Under both laws, consumers have the right (i) to know what personal data is being collected and how their personal data is being used, which is generally outlined in a privacy policy, and (ii) to access their personal data or have it deleted. However, there are some important differences. For example, GDPR has a broader scope in that it covers all businesses that process personal data of EU citizens regardless of whether they are doing business in the EU; whereas, the CCPA only applies when a company does business in the State of California. The CCPA also requires a business selling personal data to provide a conspicuous link on its website homepage, titled “Do Not Sell My Personal Information.” Since to the best of our knowledge, clients do not sell alumni data, this should not be applicable.

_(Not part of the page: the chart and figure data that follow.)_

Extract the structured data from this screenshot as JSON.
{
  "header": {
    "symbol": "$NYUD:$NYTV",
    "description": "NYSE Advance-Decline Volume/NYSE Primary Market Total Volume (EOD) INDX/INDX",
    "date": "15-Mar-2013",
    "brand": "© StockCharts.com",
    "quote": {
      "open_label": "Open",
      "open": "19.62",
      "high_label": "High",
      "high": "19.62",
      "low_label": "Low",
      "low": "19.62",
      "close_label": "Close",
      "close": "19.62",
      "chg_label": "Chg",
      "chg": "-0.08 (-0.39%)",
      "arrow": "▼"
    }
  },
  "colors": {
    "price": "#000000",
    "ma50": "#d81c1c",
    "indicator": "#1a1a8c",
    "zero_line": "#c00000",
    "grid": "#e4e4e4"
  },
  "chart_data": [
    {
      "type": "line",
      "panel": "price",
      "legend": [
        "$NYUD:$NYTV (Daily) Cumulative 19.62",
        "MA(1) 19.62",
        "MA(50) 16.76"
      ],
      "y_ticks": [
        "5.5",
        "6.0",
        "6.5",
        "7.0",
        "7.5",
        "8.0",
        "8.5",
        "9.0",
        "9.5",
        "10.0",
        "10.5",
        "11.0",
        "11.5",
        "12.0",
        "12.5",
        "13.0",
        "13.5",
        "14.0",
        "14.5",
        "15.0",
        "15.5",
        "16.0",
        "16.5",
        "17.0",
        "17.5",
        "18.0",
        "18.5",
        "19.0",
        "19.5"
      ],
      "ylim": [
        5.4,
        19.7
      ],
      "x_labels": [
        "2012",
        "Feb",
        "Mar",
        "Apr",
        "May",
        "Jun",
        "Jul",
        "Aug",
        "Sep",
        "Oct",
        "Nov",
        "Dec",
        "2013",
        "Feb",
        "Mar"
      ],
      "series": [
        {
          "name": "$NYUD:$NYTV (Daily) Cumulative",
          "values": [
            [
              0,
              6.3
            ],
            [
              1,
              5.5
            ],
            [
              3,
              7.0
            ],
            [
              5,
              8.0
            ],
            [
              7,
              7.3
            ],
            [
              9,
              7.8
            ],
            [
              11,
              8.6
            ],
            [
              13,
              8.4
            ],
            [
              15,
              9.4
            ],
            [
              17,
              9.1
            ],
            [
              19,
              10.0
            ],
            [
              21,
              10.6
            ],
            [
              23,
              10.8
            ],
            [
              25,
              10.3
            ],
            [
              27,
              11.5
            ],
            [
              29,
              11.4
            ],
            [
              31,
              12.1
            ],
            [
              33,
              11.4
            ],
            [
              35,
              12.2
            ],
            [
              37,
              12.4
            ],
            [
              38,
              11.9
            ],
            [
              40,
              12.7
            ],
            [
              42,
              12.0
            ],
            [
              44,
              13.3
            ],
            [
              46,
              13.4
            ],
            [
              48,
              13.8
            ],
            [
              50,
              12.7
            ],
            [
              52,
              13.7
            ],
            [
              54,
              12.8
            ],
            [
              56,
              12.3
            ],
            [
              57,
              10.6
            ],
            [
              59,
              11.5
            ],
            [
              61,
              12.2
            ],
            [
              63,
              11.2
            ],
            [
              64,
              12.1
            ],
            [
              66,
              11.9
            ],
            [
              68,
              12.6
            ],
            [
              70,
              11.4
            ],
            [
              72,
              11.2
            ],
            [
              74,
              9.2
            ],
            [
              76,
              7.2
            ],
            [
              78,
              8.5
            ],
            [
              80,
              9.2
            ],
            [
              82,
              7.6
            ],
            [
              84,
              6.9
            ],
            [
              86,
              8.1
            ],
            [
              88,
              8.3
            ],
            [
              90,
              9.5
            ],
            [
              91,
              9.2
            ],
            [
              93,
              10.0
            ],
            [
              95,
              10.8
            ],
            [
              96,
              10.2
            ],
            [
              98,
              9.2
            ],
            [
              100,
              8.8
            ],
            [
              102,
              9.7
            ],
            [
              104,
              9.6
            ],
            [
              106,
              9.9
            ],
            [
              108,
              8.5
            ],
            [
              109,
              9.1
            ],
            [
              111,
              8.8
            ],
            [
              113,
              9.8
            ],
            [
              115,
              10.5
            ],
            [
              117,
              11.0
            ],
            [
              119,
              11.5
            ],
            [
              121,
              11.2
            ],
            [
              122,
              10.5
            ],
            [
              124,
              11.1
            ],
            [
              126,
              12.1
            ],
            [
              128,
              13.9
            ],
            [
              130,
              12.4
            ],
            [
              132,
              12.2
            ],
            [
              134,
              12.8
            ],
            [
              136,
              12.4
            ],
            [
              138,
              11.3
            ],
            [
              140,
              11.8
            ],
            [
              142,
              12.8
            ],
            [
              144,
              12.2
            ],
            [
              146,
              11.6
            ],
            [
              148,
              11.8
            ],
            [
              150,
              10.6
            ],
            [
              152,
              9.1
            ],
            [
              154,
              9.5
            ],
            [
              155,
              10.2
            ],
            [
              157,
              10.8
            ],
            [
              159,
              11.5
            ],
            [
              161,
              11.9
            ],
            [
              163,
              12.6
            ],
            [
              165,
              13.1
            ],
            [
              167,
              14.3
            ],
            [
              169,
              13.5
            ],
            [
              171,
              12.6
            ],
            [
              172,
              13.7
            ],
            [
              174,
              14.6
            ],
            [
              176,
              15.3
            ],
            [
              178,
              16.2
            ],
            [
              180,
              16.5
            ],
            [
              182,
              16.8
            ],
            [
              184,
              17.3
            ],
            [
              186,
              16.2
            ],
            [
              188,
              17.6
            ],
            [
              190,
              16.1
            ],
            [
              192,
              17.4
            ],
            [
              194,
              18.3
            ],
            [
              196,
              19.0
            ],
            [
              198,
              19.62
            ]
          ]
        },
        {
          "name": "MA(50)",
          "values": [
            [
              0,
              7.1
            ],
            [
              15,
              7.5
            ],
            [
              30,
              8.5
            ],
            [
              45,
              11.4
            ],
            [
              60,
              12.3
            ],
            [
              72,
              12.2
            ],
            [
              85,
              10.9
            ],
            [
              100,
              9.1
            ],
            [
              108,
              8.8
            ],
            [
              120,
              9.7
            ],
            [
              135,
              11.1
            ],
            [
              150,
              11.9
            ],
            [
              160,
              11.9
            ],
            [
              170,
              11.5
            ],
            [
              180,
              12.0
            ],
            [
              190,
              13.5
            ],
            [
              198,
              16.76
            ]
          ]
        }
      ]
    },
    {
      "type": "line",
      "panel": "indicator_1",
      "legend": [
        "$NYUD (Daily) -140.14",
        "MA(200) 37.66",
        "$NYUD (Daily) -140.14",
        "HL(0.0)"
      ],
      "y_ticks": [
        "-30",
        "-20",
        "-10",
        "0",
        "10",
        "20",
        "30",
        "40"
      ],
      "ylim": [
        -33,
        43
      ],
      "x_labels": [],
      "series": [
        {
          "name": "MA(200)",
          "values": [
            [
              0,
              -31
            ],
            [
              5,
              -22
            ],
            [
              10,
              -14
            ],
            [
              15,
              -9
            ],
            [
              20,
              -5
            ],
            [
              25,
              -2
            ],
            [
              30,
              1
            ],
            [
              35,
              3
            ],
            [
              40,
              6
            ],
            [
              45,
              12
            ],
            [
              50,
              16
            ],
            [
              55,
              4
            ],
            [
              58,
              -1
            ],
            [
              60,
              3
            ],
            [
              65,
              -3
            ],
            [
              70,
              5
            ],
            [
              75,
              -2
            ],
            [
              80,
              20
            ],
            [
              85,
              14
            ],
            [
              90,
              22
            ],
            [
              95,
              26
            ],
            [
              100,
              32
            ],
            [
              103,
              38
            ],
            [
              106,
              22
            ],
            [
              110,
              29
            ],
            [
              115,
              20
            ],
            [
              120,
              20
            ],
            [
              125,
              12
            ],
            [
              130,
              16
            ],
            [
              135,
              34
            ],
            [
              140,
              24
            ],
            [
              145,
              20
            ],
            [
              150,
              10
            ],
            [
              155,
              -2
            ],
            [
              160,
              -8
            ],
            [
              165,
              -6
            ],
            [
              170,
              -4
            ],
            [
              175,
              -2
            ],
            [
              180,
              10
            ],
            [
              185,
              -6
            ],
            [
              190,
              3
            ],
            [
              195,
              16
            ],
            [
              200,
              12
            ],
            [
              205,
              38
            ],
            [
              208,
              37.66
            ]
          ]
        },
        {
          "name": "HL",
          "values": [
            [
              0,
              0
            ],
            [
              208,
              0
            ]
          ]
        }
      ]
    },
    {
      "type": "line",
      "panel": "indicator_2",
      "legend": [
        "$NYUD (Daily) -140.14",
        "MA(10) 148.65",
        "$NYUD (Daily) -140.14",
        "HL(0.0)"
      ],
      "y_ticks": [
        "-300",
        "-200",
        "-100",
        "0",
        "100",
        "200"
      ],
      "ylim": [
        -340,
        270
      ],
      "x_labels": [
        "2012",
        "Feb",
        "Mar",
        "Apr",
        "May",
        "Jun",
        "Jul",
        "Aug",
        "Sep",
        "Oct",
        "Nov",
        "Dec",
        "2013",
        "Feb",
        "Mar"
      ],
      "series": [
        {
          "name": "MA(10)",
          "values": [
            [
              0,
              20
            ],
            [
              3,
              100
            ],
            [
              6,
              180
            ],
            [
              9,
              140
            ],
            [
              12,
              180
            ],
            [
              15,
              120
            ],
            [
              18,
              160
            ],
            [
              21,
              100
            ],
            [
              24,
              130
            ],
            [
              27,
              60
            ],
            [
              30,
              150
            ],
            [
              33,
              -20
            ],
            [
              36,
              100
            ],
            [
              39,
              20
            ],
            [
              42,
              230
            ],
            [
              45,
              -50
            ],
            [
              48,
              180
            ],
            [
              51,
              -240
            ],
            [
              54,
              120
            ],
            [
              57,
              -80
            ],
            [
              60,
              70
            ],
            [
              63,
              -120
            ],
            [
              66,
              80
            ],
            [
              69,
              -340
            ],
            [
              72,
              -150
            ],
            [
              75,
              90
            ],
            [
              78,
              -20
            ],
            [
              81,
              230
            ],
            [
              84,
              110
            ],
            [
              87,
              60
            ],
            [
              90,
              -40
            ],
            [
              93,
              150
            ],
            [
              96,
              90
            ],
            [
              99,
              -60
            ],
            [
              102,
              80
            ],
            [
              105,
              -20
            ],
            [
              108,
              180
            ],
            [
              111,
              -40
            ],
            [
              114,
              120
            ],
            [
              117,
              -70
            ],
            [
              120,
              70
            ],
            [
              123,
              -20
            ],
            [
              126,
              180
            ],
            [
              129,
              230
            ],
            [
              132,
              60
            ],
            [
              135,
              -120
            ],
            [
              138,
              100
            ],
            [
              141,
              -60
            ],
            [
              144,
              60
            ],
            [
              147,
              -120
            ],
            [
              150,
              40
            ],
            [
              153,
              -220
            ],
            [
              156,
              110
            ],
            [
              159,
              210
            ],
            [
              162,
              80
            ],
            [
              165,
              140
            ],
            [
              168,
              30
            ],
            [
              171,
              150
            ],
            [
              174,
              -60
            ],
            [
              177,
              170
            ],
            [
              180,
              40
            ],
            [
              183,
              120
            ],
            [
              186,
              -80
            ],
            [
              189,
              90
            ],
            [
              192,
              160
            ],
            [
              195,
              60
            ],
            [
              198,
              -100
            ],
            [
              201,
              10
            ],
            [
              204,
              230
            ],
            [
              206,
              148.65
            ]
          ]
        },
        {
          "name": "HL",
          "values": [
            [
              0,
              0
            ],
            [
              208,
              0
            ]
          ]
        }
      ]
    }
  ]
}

The financial penalties for non-compliance also differ between the two laws. The GDPR assesses an aggregate penalty of up to the greater of 4% of the company’s annual revenue or €20 million. The CCPA fines are applied per violation up to a maximum of $7,500 with no cap. Additionally, the consumer can take direct legal action against the business on an individual or class-wide basis if the business fails to cure the violation within 30 days and the CAG declines to prosecute. Under both laws, the use of data encryption can greatly reduce or eliminate these penalties.

How to Comply with the CCPA

The following steps should be taken to comply with the CCPA:

1. Read the law, amendments and proposed regulations if you haven’t already
2. Make sure you know what personal data is being collected by your business, who has access to it and how it is being used
3. Revise your privacy policy to incorporate a section for California residents sometime before July 1, 2020

At a minimum, the California resident section should include the following information:

• A list of the consumer’s rights under the CCPA and two or more designated methods for submitting requests for information including, at a minimum, a toll-free telephone number and a website address
• A list of the categories of personal information collected the preceding 12 months
• A list of the categories of personal information sold the preceding 12 months; if none sold, then disclose that fact
• A list of the categories of personal information disclosed for a business purpose the preceding 12 months; if none disclosed, then disclose that fact

The regulation currently requires that this information be updated at least once every 12 months as indicated above. Hopefully this requirement will be relaxed via amendment or regulations.

This information is not a substitute for having your own legal counsel provide guidance on the implications of CCPA to your business and your responsibilities under the law. We also encourage you to read the CCPA yourself to gain a fuller understanding of it.